Fast-forward to 17th century Lithuania. Hanna (Hani Furstenburg, a dead ringer for Jessica Chastain) and Benjamin (Israeli TV actor Ishai Golan) still grieve the death of their son — who drowned seven years ago — and haven’t been able to conceive another, but their relationship remains strong. Hanna hides in the basement of the synagogue to eavesdrop on Torah study, and Benjamin smuggles her books on Kabbalah in his lunch bucket. After he falls asleep at night, she repairs to the attic to pore over them, hanging complex mystical charts from the rafters.

Then Hanna’s sister’s wedding is interrupted by charging horsemen who demand that the Jews — who don’t have the plague and therefore must be wizards, naturally — heal the leader’s daughter, who’s dying of the Black Plague. If they fail, he’ll destroy the village.
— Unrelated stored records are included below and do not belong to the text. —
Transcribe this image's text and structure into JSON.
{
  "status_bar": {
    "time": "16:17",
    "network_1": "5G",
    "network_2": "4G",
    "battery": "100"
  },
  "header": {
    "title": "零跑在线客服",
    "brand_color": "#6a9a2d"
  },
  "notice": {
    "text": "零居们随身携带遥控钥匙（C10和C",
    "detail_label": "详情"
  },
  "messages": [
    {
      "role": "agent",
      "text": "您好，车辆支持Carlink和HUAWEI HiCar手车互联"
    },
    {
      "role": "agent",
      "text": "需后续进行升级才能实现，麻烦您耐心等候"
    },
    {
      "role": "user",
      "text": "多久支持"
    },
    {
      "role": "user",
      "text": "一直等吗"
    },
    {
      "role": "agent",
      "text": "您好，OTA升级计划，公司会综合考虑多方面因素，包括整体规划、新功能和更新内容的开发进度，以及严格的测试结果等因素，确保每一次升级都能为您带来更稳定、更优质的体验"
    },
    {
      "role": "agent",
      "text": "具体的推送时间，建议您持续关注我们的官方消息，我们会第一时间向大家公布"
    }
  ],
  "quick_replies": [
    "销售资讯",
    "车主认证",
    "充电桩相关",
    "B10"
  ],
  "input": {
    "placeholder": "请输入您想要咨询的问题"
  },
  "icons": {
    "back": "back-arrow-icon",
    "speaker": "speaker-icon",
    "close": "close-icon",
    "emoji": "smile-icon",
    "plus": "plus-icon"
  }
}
Perla, the village midwife/healer/probably-actually-a-witch — and also the now grown-up girl from the prologue — steps forward to shield her community with promises that she will treat the girl, and the menfolk head off to the synagogue to pray.

Hanna strides right in and informs them that their best bet is to make a golem. In between her Kabbalah studies, she’s apparently read all the books about Jewish life in medieval Europe, because she’s clear on how all this ends. The men are appalled at the idea and shoo her out.

She storms on home and makes a golem anyway. Suffice it to say that this is a movie about Jews in Eastern Europe in the 1600s, so it does not have a happy ending (that’s not a spoiler, it’s just history). In between the fire-lit midnight creation of the golem and the credits rolling, there’s a lot of gore: exploding heads, a shofar fountaining blood, hearts ripped from chests, and more because Hanna’s golem son did not come to play.

The film amply delivers on monster-movie fun. Hanna’s readiness to go straight to the nuclear option when confronted with a no-win situation and her impatience with arbitrary patriarchal restraints are cathartic. Hanna was Over It before the movie even started, and when she takes on Vladimir — who led the wedding interruption— head held high, her learned magic a rebuke to his brutish physical violence, it’s hard not to cheer her on.

But underlying the over-the-top violence and sly feints at Ye Olde Shtetl tropes are two different movies. One is historical, and one is supernatural. The twist is that the history is the horror movie, and the supernatural tale is an elegy. The creation of a deadly child-sized automaton is a story mostly about grief; the real horror is anti-Semitism.

Throughout the movie, the imminent pogrom looms. The villagers’ desperate hope that the Christians will relent (I don’t think anyone seriously believes they can cure the plague) is never presented as anything but futile. In their eerie, birdlike plague masks and dark clothing, wielding primitive guns and prone to sudden, unprovoked violence, they are the most terrifying thing in the movie.

Meanwhile, the golem story is told in standard horror movie vocabulary, but is so saturated with Hanna’s longing that from the moment the golem takes the form of her son, rather than the hulking monster she has shaped out of mud, it’s hard not to wish with her that the golem really is that beloved presence returned. Like any ghost story, it plays on the tension of being afraid of what might happen if the dead can come back to us set against the anguished, shamed desire to see them again in whatever form, even if they can only return as monsters.

The Golem ultimately proceeds along a fairly set monster-movie path. Where it stands out is in how it peels back the layers of how most Jewish monster stories — whether it’s golems or dybbuks — seem to ultimately reveal themselves to be ghost stories and far sadder than they are scary. Everything seems to pale next to the very real, non-supernatural threat of human hatred to the point where I sometimes wonder if that’s the only true Jewish horror genre out there.